To summarize, dual representations are especially useful when used as goal representations in goal-conditioned RL, because they contain "necessary and sufficient" information for optimal goal-reaching!
How to implement this idea?
This all sounds great, but there are two problems when it comes to actually implementing this idea. First, dual representations are infinite-dimensional in general. Second, we don't have access to the true temporal distance function \(d^*\). So we need to employ some approximations. We do this in two steps.
To address the issue of infinite dimensionality, we use a parameterized temporal distance function. Namely, we model the temporal distance function as follows: $$\begin{aligned} d^*(s, g) = f(\psi(s), \phi(g)), \end{aligned}$$ where \(\psi\) and \(\phi\) are finite-dimensional embedding functions, and \(f\) is a simple aggregation function. We then take \(\phi\) as the dual representation of a state. This way, \(\phi\) captures temporal information about the state that can be "paired" with any other state to compute the temporal distance. In practice, we use the inner product parameterization for \(f\): $$\begin{aligned} d^*(s, g) = \psi(s)^\top \phi(g). \end{aligned}$$ Note that this parameterization is universal.

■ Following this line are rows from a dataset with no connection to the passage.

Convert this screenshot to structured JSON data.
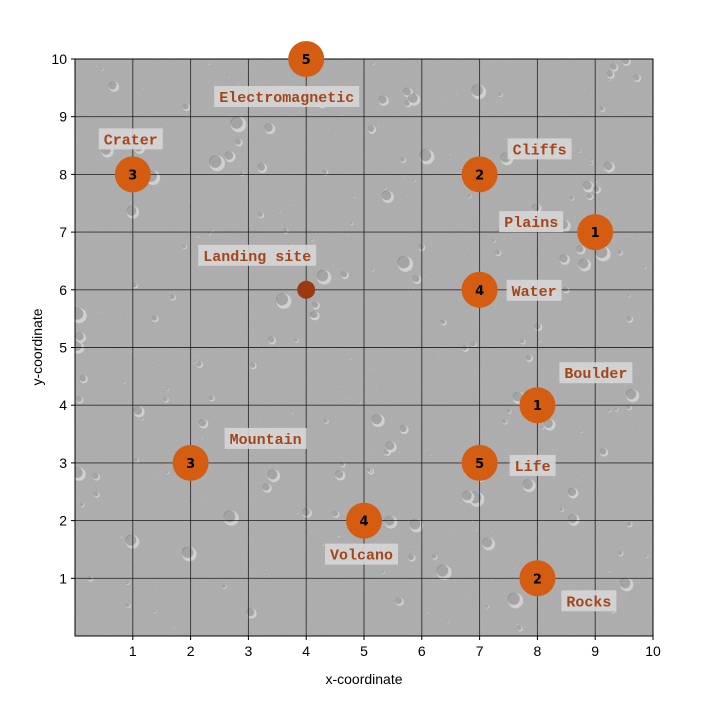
{
  "chart_data": {
    "type": "scatter",
    "xlabel": "x-coordinate",
    "ylabel": "y-coordinate",
    "xlim": [
      0,
      10
    ],
    "ylim": [
      0,
      10
    ],
    "grid": true,
    "x_ticks": [
      "1",
      "2",
      "3",
      "4",
      "5",
      "6",
      "7",
      "8",
      "9",
      "10"
    ],
    "y_ticks": [
      "1",
      "2",
      "3",
      "4",
      "5",
      "6",
      "7",
      "8",
      "9",
      "10"
    ],
    "colors": {
      "marker": "#d45d12",
      "landing": "#9b3a10",
      "label_text": "#a4461a",
      "label_bg": "#d6d6d6"
    },
    "landing_site": {
      "label": "Landing site",
      "x": 4,
      "y": 6
    },
    "sites": [
      {
        "label": "Electromagnetic",
        "x": 4,
        "y": 10,
        "value": "5"
      },
      {
        "label": "Crater",
        "x": 1,
        "y": 8,
        "value": "3"
      },
      {
        "label": "Cliffs",
        "x": 7,
        "y": 8,
        "value": "2"
      },
      {
        "label": "Plains",
        "x": 9,
        "y": 7,
        "value": "1"
      },
      {
        "label": "Water",
        "x": 7,
        "y": 6,
        "value": "4"
      },
      {
        "label": "Boulder",
        "x": 8,
        "y": 4,
        "value": "1"
      },
      {
        "label": "Mountain",
        "x": 2,
        "y": 3,
        "value": "3"
      },
      {
        "label": "Life",
        "x": 7,
        "y": 3,
        "value": "5"
      },
      {
        "label": "Volcano",
        "x": 5,
        "y": 2,
        "value": "4"
      },
      {
        "label": "Rocks",
        "x": 8,
        "y": 1,
        "value": "2"
      }
    ]
  }
}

Next, to approximate the true temporal distance function \(d^*\), we use an existing goal-conditioned value learning algorithm, such as goal-conditioned implicit Q-learning. Since the optimal goal-conditioned value function \(V^*(\pl{s}, \pl{g})\) is closely related to the temporal distance \(d^*(\pl{s}, \pl{g})\), we can easily get the (approximate) distance function.
With these two approximations, we can train dual representations in practice! Here is the full training algorithm (see the paper for full details):
Connections to prior work
The practical algorithm above has many interesting connections to prior work, including successor representations, VIP, HILP, TRA, and many others. I won't go into detail here, but if you're interested, check out the related work section of our paper!
How does it work?
So, how well do dual representations work in practice? We tested them on a variety of goal-conditioned RL tasks in OGBench, across robotic navigation and manipulation.
Here are the main results. The table shows that dual representations indeed improve goal-reaching performance. They often outperform previous representation learning methods as well. It's quite exciting to see that just changing a goal representation can lead to up to around \(2\times\) performance gains on some tasks!
We also show that dual representations are particularly strong in "noisy" environments. As we discussed earlier, this is likely because dual representations ignore features that are irrelevant to the temporal dynamics.
In the paper, we show many more results, analyses, ablation studies, and Q&As about dual representations. Check out the paper for more details!
Epilogue
In this post, I introduced the idea of dual representations for RL. This post is based on our recent work, Dual Goal Representations, co-led by Deepinder and myself. Personally, this was a slightly unusual research journey for me. I usually prefer "problem-driven" research, where I first set an empirical, quantifiable goal and then try to come up with a solution to achieve that goal. But this time, it started from a rather mathematically motivated idea, which turned out to have some nice properties and practical benefits. It was an enjoyable journey, and I hope that the concept of dual representations is useful and inspiring for future research in RL and machine learning!